My sister-in-law was a committed shopper and knower of name brands. Her only policy for herself was to never buy anything on sale or visit outlet malls where crowds of Asian women gathered, looking for deals. If you couldn’t afford luxury products at full price, Tami believed, you shouldn’t be buying them at all. But sometimes I wondered if in steering herself away from one stereotype, she’d steered herself straight into another.
My mother added that not only did all women like to shop, but they liked to shop together.
I couldn’t say that I agreed.
Well, have you ever tried? Have you asked Tami to take you with her?
The only time I’d gone with her into a store, we were quickly and immediately ushered into a private room.

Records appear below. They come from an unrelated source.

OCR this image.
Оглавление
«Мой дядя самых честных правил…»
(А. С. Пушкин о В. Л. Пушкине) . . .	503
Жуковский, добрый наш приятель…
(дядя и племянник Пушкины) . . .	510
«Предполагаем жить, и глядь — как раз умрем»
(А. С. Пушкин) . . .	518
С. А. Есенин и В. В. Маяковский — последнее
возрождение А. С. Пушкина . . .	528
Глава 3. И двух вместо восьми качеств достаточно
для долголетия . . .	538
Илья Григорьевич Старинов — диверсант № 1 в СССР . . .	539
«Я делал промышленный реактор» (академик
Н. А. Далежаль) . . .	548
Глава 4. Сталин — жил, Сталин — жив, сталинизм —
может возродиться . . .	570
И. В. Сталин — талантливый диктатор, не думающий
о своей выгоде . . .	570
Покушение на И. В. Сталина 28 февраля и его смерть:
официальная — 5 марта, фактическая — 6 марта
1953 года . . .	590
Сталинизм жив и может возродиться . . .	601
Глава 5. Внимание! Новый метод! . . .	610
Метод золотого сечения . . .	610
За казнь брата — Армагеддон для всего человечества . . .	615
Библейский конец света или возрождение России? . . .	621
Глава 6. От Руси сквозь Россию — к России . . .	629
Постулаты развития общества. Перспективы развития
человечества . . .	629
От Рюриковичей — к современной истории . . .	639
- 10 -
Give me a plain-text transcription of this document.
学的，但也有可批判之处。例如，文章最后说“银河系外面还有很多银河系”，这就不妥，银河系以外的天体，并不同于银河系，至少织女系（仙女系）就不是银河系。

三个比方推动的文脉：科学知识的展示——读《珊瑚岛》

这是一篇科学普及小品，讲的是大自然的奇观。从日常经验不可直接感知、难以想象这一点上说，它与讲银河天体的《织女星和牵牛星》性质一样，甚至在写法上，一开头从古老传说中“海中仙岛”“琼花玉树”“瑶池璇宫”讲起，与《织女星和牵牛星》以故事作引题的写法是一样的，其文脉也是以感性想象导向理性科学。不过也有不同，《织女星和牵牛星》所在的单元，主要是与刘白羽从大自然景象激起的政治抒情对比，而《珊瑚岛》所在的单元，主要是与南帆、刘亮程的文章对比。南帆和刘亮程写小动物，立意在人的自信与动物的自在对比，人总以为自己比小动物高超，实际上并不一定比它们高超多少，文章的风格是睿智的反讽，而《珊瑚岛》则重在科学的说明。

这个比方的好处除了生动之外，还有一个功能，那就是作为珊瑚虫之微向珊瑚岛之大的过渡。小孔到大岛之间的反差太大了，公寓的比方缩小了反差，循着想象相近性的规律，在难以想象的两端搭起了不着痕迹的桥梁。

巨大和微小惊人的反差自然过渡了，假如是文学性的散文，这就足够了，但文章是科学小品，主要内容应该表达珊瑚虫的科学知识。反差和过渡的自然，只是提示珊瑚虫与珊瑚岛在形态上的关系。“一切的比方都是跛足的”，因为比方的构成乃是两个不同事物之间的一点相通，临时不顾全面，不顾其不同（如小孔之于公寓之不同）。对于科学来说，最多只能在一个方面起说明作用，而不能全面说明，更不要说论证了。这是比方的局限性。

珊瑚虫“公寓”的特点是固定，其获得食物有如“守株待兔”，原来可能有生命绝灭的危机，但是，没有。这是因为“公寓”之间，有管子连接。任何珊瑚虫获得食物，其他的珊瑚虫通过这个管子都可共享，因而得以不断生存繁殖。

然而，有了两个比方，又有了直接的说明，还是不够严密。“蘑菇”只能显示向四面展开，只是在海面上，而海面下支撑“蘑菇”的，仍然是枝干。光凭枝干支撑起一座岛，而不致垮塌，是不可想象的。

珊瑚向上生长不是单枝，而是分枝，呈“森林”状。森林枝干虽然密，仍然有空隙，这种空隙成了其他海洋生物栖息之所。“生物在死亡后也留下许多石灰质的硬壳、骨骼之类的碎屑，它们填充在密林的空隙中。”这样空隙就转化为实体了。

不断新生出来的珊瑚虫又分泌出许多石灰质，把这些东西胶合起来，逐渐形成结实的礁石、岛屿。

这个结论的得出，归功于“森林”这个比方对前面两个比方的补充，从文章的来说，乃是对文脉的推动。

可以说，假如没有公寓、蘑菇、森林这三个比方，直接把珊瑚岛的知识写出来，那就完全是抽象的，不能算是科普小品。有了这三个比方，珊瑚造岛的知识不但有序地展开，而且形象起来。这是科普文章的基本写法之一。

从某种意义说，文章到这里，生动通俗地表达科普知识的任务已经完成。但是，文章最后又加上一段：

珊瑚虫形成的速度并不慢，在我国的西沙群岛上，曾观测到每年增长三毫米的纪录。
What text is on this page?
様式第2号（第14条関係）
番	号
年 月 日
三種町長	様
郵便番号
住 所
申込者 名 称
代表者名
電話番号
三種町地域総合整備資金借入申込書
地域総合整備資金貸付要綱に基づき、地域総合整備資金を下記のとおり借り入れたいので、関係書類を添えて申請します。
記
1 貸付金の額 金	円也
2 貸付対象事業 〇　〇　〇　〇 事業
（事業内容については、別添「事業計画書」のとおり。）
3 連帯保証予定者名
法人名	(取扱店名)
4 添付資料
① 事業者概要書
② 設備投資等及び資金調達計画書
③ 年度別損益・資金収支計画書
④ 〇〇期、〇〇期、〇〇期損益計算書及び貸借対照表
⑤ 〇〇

When I asked what kind of place was this, both Tami and the salesclerk blinked at me: You’ve never been inside a Tiffany’s? Who’s Tiffany? I’d asked, and neither of them seemed to know or care. We were in that private room for the better half of a day, admiring shiny pieces on velvet trays, while mannequin-like men in black suits kept bringing us champagne.
And you didn’t like that? my mother asked. Drinking free champagne at a jewelry store?
I said I didn’t like jewelry. The champagne was all right.